Every post-2018 vision architecture has some variant of SE in it (MobileNet V3, EfficientNetV2, ConvNeXt, RegNetZ) because the accuracy-per-parameter cost is low when you compound it with other scaling tricks. The other architectural contribution EfficientNet shipped — the Swish activation \(\mathrm{swish}(x) = x \cdot \sigma (x)\) — is orthogonal to SE.

8.2 Side quests

Two EfficientNet follow-ups extended the family in orthogonal directions but neither lands in this book’s spec. Pointers for the curious:

Noisy Student (Xie et al. 2019). Semi-supervised distillation that pushed EfficientNet-L2 to \(88.4\% \) top-1 on ImageNet, a state-of-the-art mark at the time. The recipe: train a teacher on labeled ImageNet, use the teacher to pseudo-label JFT-300M (\(\sim \)300M unlabeled images), then train a larger student on the combined dataset with heavy augmentation (RandAugment, dropout, stochastic depth) — the “noise” the title refers to. Iterate.

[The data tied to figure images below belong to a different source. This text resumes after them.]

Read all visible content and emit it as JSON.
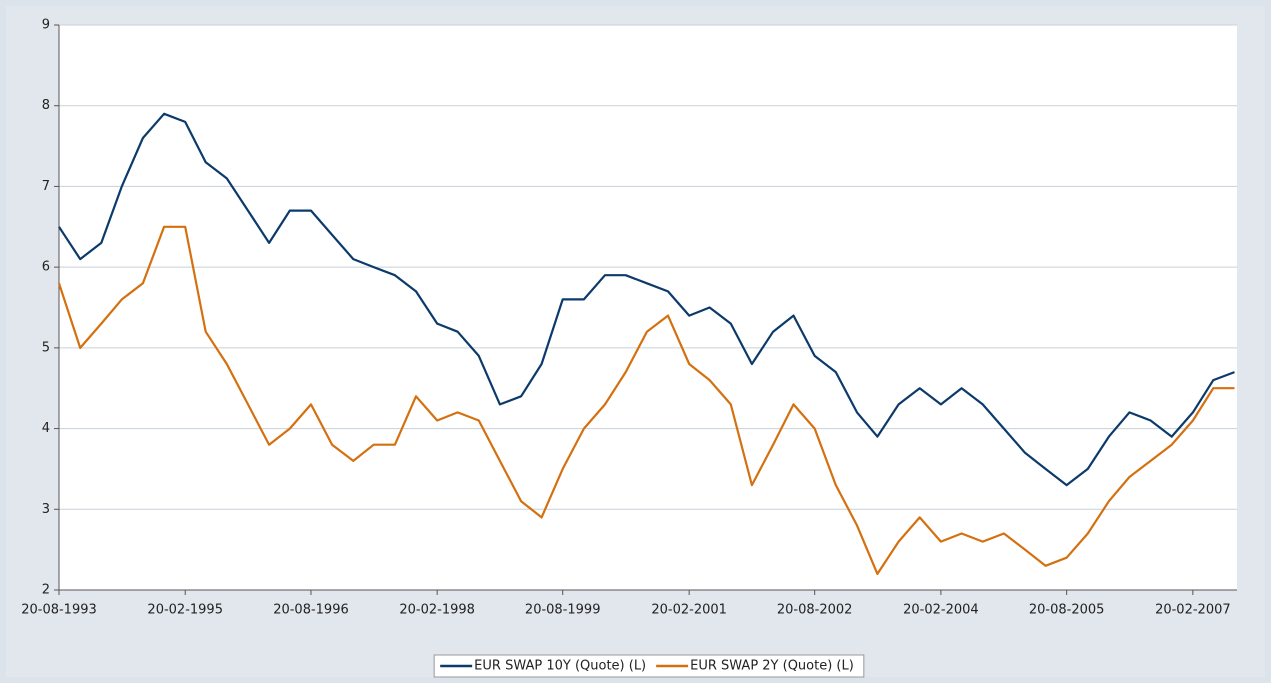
{
  "chart_data": {
    "type": "line",
    "x": [
      "20-08-1993",
      "20-11-1993",
      "20-02-1994",
      "20-05-1994",
      "20-08-1994",
      "20-11-1994",
      "20-02-1995",
      "20-05-1995",
      "20-08-1995",
      "20-11-1995",
      "20-02-1996",
      "20-05-1996",
      "20-08-1996",
      "20-11-1996",
      "20-02-1997",
      "20-05-1997",
      "20-08-1997",
      "20-11-1997",
      "20-02-1998",
      "20-05-1998",
      "20-08-1998",
      "20-11-1998",
      "20-02-1999",
      "20-05-1999",
      "20-08-1999",
      "20-11-1999",
      "20-02-2000",
      "20-05-2000",
      "20-08-2000",
      "20-11-2000",
      "20-02-2001",
      "20-05-2001",
      "20-08-2001",
      "20-11-2001",
      "20-02-2002",
      "20-05-2002",
      "20-08-2002",
      "20-11-2002",
      "20-02-2003",
      "20-05-2003",
      "20-08-2003",
      "20-11-2003",
      "20-02-2004",
      "20-05-2004",
      "20-08-2004",
      "20-11-2004",
      "20-02-2005",
      "20-05-2005",
      "20-08-2005",
      "20-11-2005",
      "20-02-2006",
      "20-05-2006",
      "20-08-2006",
      "20-11-2006",
      "20-02-2007",
      "20-05-2007",
      "20-08-2007"
    ],
    "series": [
      {
        "name": "EUR SWAP 10Y (Quote) (L)",
        "color": "#0b3a6b",
        "values": [
          6.5,
          6.1,
          6.3,
          7.0,
          7.6,
          7.9,
          7.8,
          7.3,
          7.1,
          6.7,
          6.3,
          6.7,
          6.7,
          6.4,
          6.1,
          6.0,
          5.9,
          5.7,
          5.3,
          5.2,
          4.9,
          4.3,
          4.4,
          4.8,
          5.6,
          5.6,
          5.9,
          5.9,
          5.8,
          5.7,
          5.4,
          5.5,
          5.3,
          4.8,
          5.2,
          5.4,
          4.9,
          4.7,
          4.2,
          3.9,
          4.3,
          4.5,
          4.3,
          4.5,
          4.3,
          4.0,
          3.7,
          3.5,
          3.3,
          3.5,
          3.9,
          4.2,
          4.1,
          3.9,
          4.2,
          4.6,
          4.7
        ]
      },
      {
        "name": "EUR SWAP 2Y (Quote) (L)",
        "color": "#d4700f",
        "values": [
          5.8,
          5.0,
          5.3,
          5.6,
          5.8,
          6.5,
          6.5,
          5.2,
          4.8,
          4.3,
          3.8,
          4.0,
          4.3,
          3.8,
          3.6,
          3.8,
          3.8,
          4.4,
          4.1,
          4.2,
          4.1,
          3.6,
          3.1,
          2.9,
          3.5,
          4.0,
          4.3,
          4.7,
          5.2,
          5.4,
          4.8,
          4.6,
          4.3,
          3.3,
          3.8,
          4.3,
          4.0,
          3.3,
          2.8,
          2.2,
          2.6,
          2.9,
          2.6,
          2.7,
          2.6,
          2.7,
          2.5,
          2.3,
          2.4,
          2.7,
          3.1,
          3.4,
          3.6,
          3.8,
          4.1,
          4.5,
          4.5
        ]
      }
    ],
    "xlim": [
      "20-08-1993",
      "31-08-2007"
    ],
    "xticks": [
      "20-08-1993",
      "20-02-1995",
      "20-08-1996",
      "20-02-1998",
      "20-08-1999",
      "20-02-2001",
      "20-08-2002",
      "20-02-2004",
      "20-08-2005",
      "20-02-2007"
    ],
    "ylim": [
      2,
      9
    ],
    "yticks": [
      2,
      3,
      4,
      5,
      6,
      7,
      8,
      9
    ],
    "grid": true,
    "legend": "bottom"
  }
}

What’s interesting from this book’s perspective: the architecture doesn’t change. Every Noisy Student model is still EfficientNet-B\(k\) or -L\(k\). The lift comes entirely from the data plus training recipe, not new ops. Our enetB0SwishSpec could be the teacher in a Noisy Student loop unchanged — the missing pieces are the unlabeled corpus and the iteration harness, not the proof side.

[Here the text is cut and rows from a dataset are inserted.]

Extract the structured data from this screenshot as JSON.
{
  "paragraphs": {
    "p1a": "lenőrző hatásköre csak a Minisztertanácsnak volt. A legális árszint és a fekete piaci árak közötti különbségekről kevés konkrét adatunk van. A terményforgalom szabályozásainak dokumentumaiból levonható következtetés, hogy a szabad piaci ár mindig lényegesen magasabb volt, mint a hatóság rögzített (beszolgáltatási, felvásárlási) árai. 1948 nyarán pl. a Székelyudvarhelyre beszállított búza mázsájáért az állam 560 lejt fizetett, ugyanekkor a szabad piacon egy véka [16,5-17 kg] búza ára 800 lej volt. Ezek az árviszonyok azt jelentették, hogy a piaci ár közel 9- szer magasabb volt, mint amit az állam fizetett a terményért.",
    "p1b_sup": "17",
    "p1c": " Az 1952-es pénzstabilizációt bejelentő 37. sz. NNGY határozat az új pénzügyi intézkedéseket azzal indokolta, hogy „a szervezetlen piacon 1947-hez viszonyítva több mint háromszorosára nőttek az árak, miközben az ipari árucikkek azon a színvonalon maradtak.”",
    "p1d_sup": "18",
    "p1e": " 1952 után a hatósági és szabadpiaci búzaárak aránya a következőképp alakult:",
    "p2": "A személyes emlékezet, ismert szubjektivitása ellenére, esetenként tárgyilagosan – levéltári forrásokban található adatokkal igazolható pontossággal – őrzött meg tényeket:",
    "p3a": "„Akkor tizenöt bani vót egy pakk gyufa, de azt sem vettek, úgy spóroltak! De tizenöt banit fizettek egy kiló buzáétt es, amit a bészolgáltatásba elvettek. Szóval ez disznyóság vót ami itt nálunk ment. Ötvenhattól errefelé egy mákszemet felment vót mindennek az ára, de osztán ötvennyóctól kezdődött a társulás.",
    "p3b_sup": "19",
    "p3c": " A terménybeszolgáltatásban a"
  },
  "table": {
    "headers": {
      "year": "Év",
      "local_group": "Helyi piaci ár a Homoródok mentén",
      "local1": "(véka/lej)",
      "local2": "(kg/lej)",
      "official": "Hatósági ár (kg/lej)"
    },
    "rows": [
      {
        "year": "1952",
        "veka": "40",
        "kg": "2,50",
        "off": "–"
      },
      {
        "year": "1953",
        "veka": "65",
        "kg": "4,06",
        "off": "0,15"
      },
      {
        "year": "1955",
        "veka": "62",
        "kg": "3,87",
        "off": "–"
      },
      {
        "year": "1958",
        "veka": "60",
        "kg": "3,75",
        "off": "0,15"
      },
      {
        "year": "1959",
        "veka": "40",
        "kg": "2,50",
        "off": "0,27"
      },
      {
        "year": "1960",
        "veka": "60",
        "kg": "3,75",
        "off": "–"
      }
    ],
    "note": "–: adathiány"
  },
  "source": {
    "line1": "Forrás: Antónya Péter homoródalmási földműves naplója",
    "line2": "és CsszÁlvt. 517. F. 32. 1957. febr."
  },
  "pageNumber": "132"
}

EfficientDet (Tan et al. 2020). EfficientNet backbone plus BiFPN (bidirectional feature pyramid) for object detection. BiFPN aggregates multi-scale features by fusing each spatial resolution with both its coarser and finer neighbors via weighted-sum cross-scale connections. The detection head is a small per-anchor MLP predicting class plus box coordinates, applied at every BiFPN output level.

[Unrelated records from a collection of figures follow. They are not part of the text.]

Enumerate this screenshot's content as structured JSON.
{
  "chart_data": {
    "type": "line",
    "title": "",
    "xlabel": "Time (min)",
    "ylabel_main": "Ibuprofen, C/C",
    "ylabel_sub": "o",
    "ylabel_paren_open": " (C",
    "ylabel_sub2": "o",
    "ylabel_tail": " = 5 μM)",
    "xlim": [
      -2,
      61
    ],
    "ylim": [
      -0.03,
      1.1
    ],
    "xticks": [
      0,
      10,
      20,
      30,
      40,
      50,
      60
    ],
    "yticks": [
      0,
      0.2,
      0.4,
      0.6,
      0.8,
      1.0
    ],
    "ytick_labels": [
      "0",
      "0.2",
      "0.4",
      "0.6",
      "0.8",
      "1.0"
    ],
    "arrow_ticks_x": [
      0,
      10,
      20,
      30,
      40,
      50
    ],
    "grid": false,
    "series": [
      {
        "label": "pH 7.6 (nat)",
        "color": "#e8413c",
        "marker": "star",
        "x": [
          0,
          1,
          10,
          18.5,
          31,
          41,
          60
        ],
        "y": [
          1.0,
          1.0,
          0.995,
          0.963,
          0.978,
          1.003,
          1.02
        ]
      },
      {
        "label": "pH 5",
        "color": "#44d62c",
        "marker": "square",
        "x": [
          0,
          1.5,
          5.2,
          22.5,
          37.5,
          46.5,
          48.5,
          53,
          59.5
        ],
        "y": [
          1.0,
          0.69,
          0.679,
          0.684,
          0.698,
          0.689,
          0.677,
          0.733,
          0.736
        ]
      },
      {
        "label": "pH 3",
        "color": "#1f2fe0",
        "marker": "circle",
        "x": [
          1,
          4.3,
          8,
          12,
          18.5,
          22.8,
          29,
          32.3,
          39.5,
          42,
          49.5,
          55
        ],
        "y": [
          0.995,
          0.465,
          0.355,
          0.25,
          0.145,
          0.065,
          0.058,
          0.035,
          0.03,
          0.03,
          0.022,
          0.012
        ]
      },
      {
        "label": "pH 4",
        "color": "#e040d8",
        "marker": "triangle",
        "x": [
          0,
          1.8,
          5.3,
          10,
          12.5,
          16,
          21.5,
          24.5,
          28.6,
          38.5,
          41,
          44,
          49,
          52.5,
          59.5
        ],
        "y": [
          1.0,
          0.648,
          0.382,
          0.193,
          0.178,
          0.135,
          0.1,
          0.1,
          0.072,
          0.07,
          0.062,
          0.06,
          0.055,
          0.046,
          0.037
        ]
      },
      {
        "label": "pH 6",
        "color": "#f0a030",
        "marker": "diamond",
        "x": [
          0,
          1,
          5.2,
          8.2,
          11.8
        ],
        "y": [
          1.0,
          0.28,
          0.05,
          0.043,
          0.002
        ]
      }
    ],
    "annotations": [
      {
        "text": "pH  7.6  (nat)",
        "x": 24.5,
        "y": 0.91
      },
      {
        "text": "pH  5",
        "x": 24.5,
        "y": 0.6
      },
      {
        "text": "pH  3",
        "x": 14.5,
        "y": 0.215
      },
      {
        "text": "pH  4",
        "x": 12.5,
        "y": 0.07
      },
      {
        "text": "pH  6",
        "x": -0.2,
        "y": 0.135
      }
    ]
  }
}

What it would take to add: BiFPN is a few rounds of convBn plus resize-to-match-spatial-resolution plus weighted add. The cross-scale resize is the only new primitive — nearest-neighbor or bilinear upsample / downsample. Every other component (conv, BN, dense head) is already proved. The detection-side loss (focal loss plus Smooth-L1 box regression) is also new but it sits at the leaves of the backward graph; it doesn’t touch the proofs threading through the architecture.

These two side quests sit on the bestiary edge: the underlying VJP proofs in Proofs/ would hold without modification; what’s missing is the surrounding scaffolding — a data pipeline for Noisy Student, a multi-scale head plus detection loss for EfficientDet.